The LYCOPENE EPSILON CYCLASE untranslated mRNA leader modulates carotenoid feedback and post-transcriptional regulation

Metabolic feedback is proposed to modulate nuclear gene expression and carotenoid biosynthesis in plastids, however few mechanisms have been identified so far in plants. Utilising mutants, overexpression lines, and chemical inhibitors, we demonstrate that Arabidopsis LYCOPENE EPSILON CYCLASE ( εLCY ) mRNA levels correlate with changes in β-carotenoid accumulation. Transgenic seedlings harbouring the εLCY 5’ leader sequence fused to FIREFLY LUCIFERASE ( FiLUC ) showed reporter responsiveness to metabolic feedback triggered by norflurazon or loss-of-function in the CAROTENOID ISOMERASE (CRTISO). The εLCY 5’UTR harboured three alternative transcription start sites (TSS). The most abundant -133bp sequence generated in dark and light grown seedlings harboured a 5’ conserved domain (CD) with other Brassicaceae species and a viral internal ribosome entry site (IRES) proximal to the start codon.
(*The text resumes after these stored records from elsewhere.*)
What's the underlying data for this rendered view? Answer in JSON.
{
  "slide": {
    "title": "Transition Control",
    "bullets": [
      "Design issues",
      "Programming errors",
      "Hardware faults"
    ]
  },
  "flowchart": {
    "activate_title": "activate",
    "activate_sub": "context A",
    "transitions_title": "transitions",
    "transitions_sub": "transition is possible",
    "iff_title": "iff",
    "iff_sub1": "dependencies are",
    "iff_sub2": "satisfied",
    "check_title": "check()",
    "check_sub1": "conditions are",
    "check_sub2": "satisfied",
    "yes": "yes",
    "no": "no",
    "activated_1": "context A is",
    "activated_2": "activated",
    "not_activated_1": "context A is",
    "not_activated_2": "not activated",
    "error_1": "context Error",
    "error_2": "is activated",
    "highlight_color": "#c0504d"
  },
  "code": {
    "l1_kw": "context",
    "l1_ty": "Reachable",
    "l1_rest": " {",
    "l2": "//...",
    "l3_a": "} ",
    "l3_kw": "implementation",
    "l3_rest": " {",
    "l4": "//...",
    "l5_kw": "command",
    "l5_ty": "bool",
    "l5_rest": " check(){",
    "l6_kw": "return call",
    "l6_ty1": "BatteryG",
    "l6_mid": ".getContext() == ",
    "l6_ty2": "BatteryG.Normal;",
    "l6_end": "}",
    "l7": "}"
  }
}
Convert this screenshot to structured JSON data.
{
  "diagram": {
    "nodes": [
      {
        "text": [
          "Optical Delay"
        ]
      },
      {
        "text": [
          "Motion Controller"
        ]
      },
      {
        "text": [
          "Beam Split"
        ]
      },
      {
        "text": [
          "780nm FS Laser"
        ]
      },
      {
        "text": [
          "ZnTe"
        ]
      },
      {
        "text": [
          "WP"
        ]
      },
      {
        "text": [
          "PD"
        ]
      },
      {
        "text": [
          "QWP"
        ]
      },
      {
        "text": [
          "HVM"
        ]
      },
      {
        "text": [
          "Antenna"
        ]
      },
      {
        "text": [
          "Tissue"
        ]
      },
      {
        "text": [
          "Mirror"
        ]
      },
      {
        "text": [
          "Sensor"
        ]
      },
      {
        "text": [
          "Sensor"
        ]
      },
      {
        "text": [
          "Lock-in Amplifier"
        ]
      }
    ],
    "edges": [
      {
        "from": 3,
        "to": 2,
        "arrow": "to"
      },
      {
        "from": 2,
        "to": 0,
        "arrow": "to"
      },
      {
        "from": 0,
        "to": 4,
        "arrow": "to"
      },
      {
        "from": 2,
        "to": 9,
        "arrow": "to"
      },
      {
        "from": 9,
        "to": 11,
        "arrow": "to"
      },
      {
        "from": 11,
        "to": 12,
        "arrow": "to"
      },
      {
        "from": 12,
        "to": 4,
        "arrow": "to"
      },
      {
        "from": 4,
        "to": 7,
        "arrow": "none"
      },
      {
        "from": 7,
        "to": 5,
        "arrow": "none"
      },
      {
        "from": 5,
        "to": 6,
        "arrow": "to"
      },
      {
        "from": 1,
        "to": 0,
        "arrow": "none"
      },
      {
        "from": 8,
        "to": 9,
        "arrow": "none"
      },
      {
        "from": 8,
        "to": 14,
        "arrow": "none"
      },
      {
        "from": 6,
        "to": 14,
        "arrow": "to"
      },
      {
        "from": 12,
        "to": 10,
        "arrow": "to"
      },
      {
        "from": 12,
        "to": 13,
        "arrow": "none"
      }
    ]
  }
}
In silico modelling predicted the 5’UTR formed two energetically separated RNA structural probabilities having a minimal free energy consistent with metabolite-binding RNA riboswitches that was distinguished by hairpin structures within the CD. Site-specific mutations were used to stabilize the 5’UTR into a single RNA shape definition having negligible separation between the mountain plot structure prediction curves and a distal terminator-like hairpin structure. Stabilizing the 5’UTR shape triggered the posttranscriptional repression of FiLUC activity enabled by the CaMV35S promoter in tobacco transient assays and stable transgenic Arabidopsis lines. The stabilised shape fragment became responsive to metabolic feedback induced by norflurazon and in crtiso mutant etiolated and de-etiolated seedlings. The εLCY 5’UTR resembles a conformational RNA regulatory switch harbouring a posttranscriptional expression platform and aptamer domain responsive to carotenoid-mediated feedback signalling.